Bei einem Mehrfamilienhaus mit 12 Einheiten summiert sich der Effekt auf rund 137.000 € Cashflow-Verlust über 25 Jahre. Wer dies in der Investitionsrechnung nicht berücksichtigt, kalkuliert die Mietrendite systematisch zu hoch.

Befristungen und Ausnahmen

  • Mietpreisbremse: Verlängerung bis 2029 (in angespannten Märkten)
  • Indexmieten: Können von Begrenzung ausgenommen sein — Trend zur Indexmiete wird sich verstärken
  • Möblierte Vermietung: Aufschläge weiterhin möglich, aber transparent auszuweisen
  • Neubau: Erstvermietung weiterhin frei (Ausnahme: bei Förderung)

Förderung von Eigentum: Konkrete Programme nutzen

Die Eigentumsquote in Deutschland liegt bei rund 46,5 % — Schlusslicht in Westeuropa (Spanien: 76 %, Italien: 72 %, Frankreich: 64 %). Der Koalitionsvertrag will Abhilfe schaffen.
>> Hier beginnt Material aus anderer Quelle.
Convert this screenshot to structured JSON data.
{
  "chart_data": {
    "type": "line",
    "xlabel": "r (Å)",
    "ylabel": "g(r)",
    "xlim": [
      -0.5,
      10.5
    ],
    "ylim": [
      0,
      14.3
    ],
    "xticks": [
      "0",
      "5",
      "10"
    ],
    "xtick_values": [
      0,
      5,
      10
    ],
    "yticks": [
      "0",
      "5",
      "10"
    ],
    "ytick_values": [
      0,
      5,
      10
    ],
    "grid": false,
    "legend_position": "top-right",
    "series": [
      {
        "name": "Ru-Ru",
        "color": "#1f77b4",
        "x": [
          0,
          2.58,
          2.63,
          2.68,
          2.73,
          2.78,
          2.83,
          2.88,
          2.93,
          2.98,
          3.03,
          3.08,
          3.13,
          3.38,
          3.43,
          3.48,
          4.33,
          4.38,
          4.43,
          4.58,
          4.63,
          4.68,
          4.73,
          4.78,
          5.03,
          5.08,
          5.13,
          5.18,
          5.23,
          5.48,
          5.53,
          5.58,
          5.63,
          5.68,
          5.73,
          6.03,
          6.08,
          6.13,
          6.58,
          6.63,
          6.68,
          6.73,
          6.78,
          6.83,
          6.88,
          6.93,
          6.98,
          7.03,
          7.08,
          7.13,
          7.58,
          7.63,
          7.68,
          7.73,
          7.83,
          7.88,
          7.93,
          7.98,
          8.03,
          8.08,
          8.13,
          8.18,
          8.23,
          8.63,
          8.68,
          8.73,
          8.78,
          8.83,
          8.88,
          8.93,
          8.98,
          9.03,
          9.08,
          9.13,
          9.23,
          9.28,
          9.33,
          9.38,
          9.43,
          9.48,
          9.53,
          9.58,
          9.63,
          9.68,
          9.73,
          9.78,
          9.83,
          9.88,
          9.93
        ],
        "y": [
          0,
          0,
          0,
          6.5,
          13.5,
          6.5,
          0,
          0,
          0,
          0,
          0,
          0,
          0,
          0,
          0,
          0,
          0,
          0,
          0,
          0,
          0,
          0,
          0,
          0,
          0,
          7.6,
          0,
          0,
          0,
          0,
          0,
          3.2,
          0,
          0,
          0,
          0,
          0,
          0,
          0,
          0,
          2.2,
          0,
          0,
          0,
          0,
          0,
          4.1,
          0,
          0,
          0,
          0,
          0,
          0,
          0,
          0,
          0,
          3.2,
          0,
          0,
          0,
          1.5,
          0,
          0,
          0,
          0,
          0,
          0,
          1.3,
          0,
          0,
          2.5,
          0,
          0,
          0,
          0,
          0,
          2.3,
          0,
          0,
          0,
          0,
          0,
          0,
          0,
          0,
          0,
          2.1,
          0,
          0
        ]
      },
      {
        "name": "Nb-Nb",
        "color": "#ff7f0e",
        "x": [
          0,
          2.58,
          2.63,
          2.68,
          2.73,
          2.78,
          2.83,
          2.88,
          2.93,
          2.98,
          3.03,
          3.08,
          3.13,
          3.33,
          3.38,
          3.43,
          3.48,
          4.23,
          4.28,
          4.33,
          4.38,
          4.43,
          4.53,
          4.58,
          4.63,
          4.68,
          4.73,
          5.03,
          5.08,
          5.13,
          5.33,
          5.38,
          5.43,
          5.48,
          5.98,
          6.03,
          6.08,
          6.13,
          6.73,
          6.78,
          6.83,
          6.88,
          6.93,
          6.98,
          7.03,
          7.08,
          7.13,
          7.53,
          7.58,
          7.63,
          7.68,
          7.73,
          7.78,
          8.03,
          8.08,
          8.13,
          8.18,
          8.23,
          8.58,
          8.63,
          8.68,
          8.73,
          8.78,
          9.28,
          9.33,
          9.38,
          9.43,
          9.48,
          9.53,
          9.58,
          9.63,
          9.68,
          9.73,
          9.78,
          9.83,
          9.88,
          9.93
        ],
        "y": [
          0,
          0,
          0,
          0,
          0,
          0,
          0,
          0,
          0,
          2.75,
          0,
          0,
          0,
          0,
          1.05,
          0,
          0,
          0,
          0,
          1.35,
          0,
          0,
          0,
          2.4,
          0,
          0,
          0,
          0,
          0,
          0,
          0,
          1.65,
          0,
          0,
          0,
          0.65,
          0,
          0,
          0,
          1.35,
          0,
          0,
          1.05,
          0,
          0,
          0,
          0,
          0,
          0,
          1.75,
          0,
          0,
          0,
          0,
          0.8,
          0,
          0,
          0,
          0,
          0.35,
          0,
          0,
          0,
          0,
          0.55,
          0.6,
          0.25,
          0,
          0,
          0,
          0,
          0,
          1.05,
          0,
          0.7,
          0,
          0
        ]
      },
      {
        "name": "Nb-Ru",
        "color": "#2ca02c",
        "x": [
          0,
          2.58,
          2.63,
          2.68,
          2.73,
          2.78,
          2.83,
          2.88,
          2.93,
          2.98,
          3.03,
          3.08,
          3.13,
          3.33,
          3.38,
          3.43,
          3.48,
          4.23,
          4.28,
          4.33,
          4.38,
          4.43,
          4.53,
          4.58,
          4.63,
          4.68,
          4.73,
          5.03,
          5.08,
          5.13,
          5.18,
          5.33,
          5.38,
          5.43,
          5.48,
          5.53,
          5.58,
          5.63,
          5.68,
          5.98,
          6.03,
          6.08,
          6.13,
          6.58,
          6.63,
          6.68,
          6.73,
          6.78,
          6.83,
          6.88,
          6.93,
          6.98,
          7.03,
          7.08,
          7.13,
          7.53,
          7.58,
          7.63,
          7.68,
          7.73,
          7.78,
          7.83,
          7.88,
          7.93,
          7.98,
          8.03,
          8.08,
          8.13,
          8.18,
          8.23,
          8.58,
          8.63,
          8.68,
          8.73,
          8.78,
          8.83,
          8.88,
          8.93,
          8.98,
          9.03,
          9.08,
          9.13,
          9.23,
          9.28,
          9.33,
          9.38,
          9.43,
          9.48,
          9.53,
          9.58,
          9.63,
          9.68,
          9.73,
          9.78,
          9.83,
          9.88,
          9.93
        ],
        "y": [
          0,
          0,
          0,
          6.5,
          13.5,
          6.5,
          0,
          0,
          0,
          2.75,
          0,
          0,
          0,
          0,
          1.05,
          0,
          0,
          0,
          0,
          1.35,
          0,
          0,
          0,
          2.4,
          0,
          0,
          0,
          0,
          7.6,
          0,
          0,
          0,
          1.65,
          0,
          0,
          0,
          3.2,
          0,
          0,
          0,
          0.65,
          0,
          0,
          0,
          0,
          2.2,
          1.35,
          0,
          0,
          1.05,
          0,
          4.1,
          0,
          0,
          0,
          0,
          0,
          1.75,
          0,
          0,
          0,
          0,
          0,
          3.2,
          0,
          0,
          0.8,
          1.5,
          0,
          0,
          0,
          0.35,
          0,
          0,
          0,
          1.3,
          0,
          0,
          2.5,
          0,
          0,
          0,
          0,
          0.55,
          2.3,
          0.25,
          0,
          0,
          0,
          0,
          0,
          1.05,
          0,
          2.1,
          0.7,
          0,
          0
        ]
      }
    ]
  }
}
Eigentümerquote in Deutschland im Zeitverlauf

  • aktueller Stand: ca. 46,5 %
  • vor zehn Jahren: 45,5 %
  • vor 15 Jahren: 41,6 %
  • vor 25 Jahren: 40,9 %

Quelle: Statistisches Bundesamt

Förderprogramme für Selbstnutzer im Überblick

Programm Wer? Höhe Voraussetzung
KfW Wohneigentum für Familien (300) Familien mit Kindern Bis 270.000 € zinsverbilligt Einkommensgrenze, KfW-40
KfW 261 (Effizienzhaus) Bauherren / Käufer Bis 150.000 € + Tilgungszuschuss Energieeffizienz
BAFA-Heizungsförderung Eigentümer Bis 70 % der Investitionskosten EE-Heizung
Wohnungsbauprämie Bausparer 10 % auf Sparbeiträge Einkommensgrenze
Wohn-Riester Riester-Sparer Zulagen + Steuerersparnis Selbstnutzung
Länderprogramme Variiert Variiert z. B. Bayern-Familienbaugeld, NRW.Bank

Im Koalitionsvertrag heißt es:

„Wir wollen mehr Menschen in Deutschland ermöglichen, im selbstgenutzten Eigentum zu wohnen.“

Konkrete Hebel: Erhöhung des Freibetrags bei der Grunderwerbsteuer für Selbstnutzer (Ländersache, Bundeszuschuss möglich), KfW-Förderung für junge Familien, Bürgschaftsmodelle für Eigenkapitalersatz.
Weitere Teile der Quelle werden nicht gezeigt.